Ebola en RDC : 896 cas confirmés et 232 décès un mois après la déclaration de l’épidémie

Illustration
Photo d'illustration

Un mois après la déclaration officielle de l’épidémie d’Ebola, le gouvernement congolais a présenté jeudi soir à Bunia, en Ituri, un nouveau bilan qui témoigne de l’ampleur persistante de la crise sanitaire dans l’Est du pays. Selon le ministre de la Santé publique, Samuel Roger Kamba, 896 cas confirmés et 232 décès ont été enregistrés depuis le début de l’épidémie.

Ces chiffres ont été communiqués lors d’un briefing consacré à l’évolution de la riposte en Ituri, province qui demeure l’épicentre de la maladie.

Le ministre a insisté sur la fiabilité des données rendues publiques, affirmant qu’elles résultent d’un processus de validation impliquant les autorités sanitaires nationales, l’OMS, Africa CDC ainsi que d’autres partenaires engagés dans la riposte.

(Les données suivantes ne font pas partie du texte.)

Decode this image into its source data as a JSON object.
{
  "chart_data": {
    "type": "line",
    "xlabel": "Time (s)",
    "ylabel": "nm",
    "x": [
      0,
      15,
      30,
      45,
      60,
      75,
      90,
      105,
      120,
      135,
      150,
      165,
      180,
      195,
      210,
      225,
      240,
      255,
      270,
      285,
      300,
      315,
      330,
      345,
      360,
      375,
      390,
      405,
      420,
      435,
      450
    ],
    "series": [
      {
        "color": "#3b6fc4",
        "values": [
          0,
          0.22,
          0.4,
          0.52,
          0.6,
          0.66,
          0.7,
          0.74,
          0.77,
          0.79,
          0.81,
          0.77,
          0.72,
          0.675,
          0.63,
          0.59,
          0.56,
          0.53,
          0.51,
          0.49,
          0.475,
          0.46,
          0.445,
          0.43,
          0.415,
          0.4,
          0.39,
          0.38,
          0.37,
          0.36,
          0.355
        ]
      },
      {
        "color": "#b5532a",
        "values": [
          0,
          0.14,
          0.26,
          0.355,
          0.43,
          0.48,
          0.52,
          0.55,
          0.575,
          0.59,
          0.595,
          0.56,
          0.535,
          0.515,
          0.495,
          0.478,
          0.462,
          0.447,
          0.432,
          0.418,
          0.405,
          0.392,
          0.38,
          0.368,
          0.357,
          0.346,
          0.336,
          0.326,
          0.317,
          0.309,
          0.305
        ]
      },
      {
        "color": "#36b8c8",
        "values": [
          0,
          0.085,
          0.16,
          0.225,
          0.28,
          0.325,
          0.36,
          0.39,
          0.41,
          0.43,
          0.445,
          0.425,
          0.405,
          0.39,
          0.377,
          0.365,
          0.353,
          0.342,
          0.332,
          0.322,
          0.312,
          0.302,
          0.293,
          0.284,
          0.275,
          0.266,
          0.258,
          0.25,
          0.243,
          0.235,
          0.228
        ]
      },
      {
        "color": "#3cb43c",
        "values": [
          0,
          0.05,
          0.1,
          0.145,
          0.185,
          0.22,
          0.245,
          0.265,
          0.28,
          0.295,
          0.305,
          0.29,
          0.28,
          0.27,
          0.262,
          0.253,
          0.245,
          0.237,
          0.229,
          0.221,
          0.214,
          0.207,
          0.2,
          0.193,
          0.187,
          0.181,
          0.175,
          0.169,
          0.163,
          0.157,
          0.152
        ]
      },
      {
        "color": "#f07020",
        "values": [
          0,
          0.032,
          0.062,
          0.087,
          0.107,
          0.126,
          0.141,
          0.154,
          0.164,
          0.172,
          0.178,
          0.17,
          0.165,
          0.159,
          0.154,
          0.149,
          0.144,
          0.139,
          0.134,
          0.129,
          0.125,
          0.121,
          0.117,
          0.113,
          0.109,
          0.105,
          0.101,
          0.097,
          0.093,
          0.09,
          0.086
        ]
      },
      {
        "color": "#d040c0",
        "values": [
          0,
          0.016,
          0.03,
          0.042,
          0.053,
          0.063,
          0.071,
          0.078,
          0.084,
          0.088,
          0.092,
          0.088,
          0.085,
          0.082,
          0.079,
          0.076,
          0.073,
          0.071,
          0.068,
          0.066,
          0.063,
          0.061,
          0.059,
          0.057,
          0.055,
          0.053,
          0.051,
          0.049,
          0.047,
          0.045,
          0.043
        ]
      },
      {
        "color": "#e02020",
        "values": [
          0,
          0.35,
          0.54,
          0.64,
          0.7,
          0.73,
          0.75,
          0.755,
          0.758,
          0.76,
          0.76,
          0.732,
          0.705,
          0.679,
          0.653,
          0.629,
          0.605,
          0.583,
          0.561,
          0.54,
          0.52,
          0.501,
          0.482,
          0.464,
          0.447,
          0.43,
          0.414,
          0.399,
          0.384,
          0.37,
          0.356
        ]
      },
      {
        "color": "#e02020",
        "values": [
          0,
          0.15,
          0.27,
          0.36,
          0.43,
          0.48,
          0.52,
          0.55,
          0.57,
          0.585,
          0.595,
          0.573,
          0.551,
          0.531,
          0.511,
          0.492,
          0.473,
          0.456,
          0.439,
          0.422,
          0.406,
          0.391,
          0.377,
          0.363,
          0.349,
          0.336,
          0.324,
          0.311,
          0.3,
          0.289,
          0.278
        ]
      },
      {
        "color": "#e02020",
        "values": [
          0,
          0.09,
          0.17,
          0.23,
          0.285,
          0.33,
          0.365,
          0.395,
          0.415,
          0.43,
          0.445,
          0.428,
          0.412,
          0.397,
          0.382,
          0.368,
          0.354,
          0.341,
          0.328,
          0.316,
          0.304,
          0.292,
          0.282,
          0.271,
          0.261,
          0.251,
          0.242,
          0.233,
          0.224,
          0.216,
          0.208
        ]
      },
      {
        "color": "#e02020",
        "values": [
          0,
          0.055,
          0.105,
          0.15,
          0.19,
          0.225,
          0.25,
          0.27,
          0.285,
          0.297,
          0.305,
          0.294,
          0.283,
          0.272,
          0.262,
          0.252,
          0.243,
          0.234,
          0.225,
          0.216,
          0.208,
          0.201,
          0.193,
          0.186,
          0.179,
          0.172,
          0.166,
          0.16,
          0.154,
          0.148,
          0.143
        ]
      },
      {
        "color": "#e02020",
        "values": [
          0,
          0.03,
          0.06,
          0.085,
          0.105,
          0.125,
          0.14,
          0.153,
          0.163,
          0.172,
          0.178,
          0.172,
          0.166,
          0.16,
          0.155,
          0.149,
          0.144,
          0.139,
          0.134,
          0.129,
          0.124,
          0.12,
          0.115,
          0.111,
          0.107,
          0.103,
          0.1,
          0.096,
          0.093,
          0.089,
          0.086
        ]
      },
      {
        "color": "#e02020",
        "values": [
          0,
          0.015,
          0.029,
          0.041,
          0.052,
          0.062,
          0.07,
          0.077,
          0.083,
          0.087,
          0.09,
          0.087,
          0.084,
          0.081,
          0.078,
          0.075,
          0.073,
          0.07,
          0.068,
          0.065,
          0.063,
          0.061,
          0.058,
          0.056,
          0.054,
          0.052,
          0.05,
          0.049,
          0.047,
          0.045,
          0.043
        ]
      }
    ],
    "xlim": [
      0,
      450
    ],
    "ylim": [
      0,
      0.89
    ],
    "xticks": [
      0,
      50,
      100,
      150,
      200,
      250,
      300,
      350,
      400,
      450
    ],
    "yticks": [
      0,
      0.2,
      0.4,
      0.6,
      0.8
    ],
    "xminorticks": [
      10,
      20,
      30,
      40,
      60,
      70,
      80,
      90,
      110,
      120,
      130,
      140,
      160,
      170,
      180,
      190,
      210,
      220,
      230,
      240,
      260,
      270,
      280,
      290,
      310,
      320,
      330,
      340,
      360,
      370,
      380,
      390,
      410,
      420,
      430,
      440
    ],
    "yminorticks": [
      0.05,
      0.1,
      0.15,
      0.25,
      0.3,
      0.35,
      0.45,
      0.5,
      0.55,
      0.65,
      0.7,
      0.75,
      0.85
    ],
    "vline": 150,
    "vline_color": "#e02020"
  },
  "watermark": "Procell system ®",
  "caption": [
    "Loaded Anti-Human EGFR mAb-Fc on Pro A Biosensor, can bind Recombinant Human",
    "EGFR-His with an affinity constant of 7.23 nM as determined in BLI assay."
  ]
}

"Nous avons décidé de vous donner toujours les vrais chiffres des malades et non de donner des suspects. Ces chiffres viennent des tests de laboratoire qui ont confirmé les cas et résultent du travail réalisé avec tous les partenaires avant leur validation", a déclaré Roger Kamba.

Selon lui, le cumul de 896 cas confirmés prend en compte aussi bien les personnes diagnostiquées après la déclaration de l’épidémie que certains décès investigués rétrospectivement grâce aux analyses réalisées par les équipes de surveillance.

Parmi ces cas, 232 décès ont été confirmés, soit un taux de létalité d’environ 26 %, un niveau qui continue de préoccuper les autorités sanitaires malgré les progrès enregistrés dans la prise en charge des malades.

Le gouvernement assure toutefois poursuivre le renforcement de la riposte à travers la surveillance épidémiologique, le suivi des cas contacts et l’amélioration des capacités de traitement dans les zones affectées.

Alors que l’Ituri concentre la majorité des cas recensés, les autorités appellent les communautés à signaler rapidement les personnes présentant des symptômes afin d’améliorer les chances de survie et de limiter la propagation du virus.